Ngga bakat. Kalimat yang ya, entah kenapa walau ngga sepenuhnya benar, terus saja saya yakini. Saya pikir, saya cuma bisa bagus kalau disuruh menulis. Di luar itu tidak. Dan mungkin, orang yang tak berbakat menulis tak bisa menulis semudah dan sebagus saya. Dan saya ngga bakat buat desain, menyanyi, memasak, sederet keahlian yang bagi saya cuma bikin pusing kepala. Orang-orang yang punya bakat di sana, pasti bisa buat yang lebih bagus dibanding saya yang ngga tau apa-apa. Ngga ada basic, dan ya, ngga tertarik.
Sayangnya, saya dihadapkan pada banyak hal yang tidak bisa saya pilih. Saya harus bikin konten dan desain buat project komunitas. Awalnya saya pikir mudah saja, mengingat selama ini saya selalu bisa mempelajari banyak hal dengan mudah. Sombong dikit deh, saya lagi kesel. Satu jam bikin desain ngga tuntas. Berakhir saya tutup aplikasi desainnya, ngelupain semua. Padahal harusnya malam ini saya bisa menyelesaikan naskah yang tiga hari lagi jatuh deadline. Mengerjakan pekerjaan yang 'bakat' saya. Yang mungkin kalau tadi saya memilih menulis, saya bisa lebih puas, ngga kesal, ya ngga badmood deh.

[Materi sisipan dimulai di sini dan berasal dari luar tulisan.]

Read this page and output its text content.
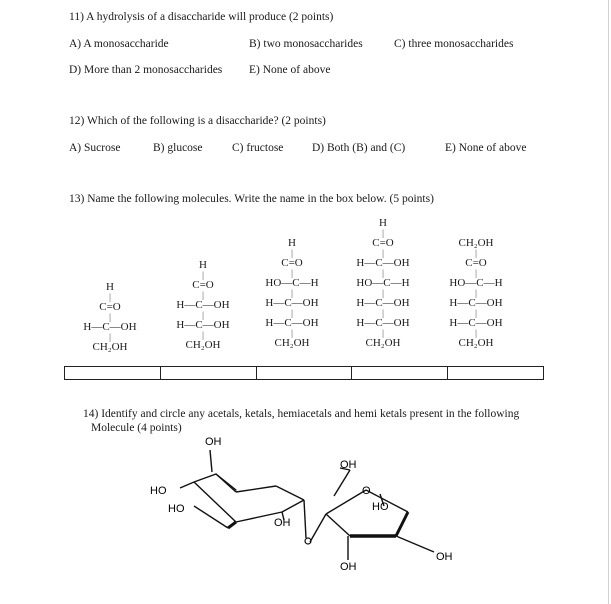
11) A hydrolysis of a disaccharide will produce (2 points)
A) A monosaccharide	B) two monosaccharides	C) three monosaccharides
D) More than 2 monosaccharides E) None of above
12) Which of the following is a disaccharide? (2 points)
A) Sucrose	B) glucose	C) fructose D) Both (B) and (C)	E) None of above
13) Name the following molecules. Write the name in the box below. (5 points)
H
|
C=O
|
H—C—OH
|
CH₂OH
H
|
C=O
|
H—C—OH
|
H—C—OH
|
CH₂OH
H
|
C=O
|
HO—C—H
|
H—C—OH
|
H—C—OH
|
CH₂OH
H
|
C=O
|
H—C—OH
|
HO—C—H
|
H—C—OH
|
H—C—OH
|
CH₂OH
CH₂OH
|
C=O
|
HO—C—H
|
H—C—OH
|
H—C—OH
|
CH₂OH
14) Identify and circle any acetals, ketals, hemiacetals and hemi ketals present in the following
Molecule (4 points)
OH
HO
HO
OH
OH
O
HO
OH
OH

Tapi ya, kalau bakat dijadikan tolok ukur, seseorang mampu ini, seseorang bisa berhasil di sana, kapan bisa bertumbuh lebih tinggi dan jauh lagi? Kalau hanya orang yang berbakat menulis yang menulis, bagaimana orang yang begitu ingin menulis tapi tak punya bakat, menghibur hatinya? Menenangkan semua kerendahdirian, "Aku ngga akan bisa nulis." Dan kalau saya merasa ngga punya bakat desain, menyanyi, memasak, apakah saya ngga akan pernah mencobanya, karena tahu di percobaan pertama sampai tiga puluh pasti saya gagal?
Tapi bagaimana, jika Tuhan mau saya berhasil di kesempatan ke tiga puluh satu? Di anak tangga yang mungkin tadinya tidak mau saya pijak? Bagaimana jika ternyata Tuhan jadikan saya ahlinya setelah percobaan ke tujuh puluh? Bahwa ternyata saya cuma harus mencoba lebih banyak dari mereka yang berbakat. Bahwa ya pada akhirnya saya juga bisa sampai.
Baik, saya mau coba lagi. Kamu juga. Percaya deh, saya juga tadinya ngga bisa nulis. Sangat ngga bisa. Tapi saya mau. Dan saya tau saya bakal bisa. Dan sekarang Tuhan izinkan saya bisa. Dan buat yang lain, Tuhan pasti beri kemudahan yang sama, kalau saya mau usaha. Kalau saya ngga nyerah, kalau saya ngga mengotak-otakkan orang cuma karena bakatnya. Ngga adil juga, kan, sebab bakat adalah innate, bawaan lahir, yang ketika dua orang berbeda melatihnya, hasilnya ngga akan sama.
Saya mau lebih bijak lagi lihat kehidupan. Saya mau yang saya lihat adalah hal-hal yang baik, ngga merasa tinggi, juga ngga terlampau merasa rendah. Seimbang. Seimbang, yang akan memudahkan semua.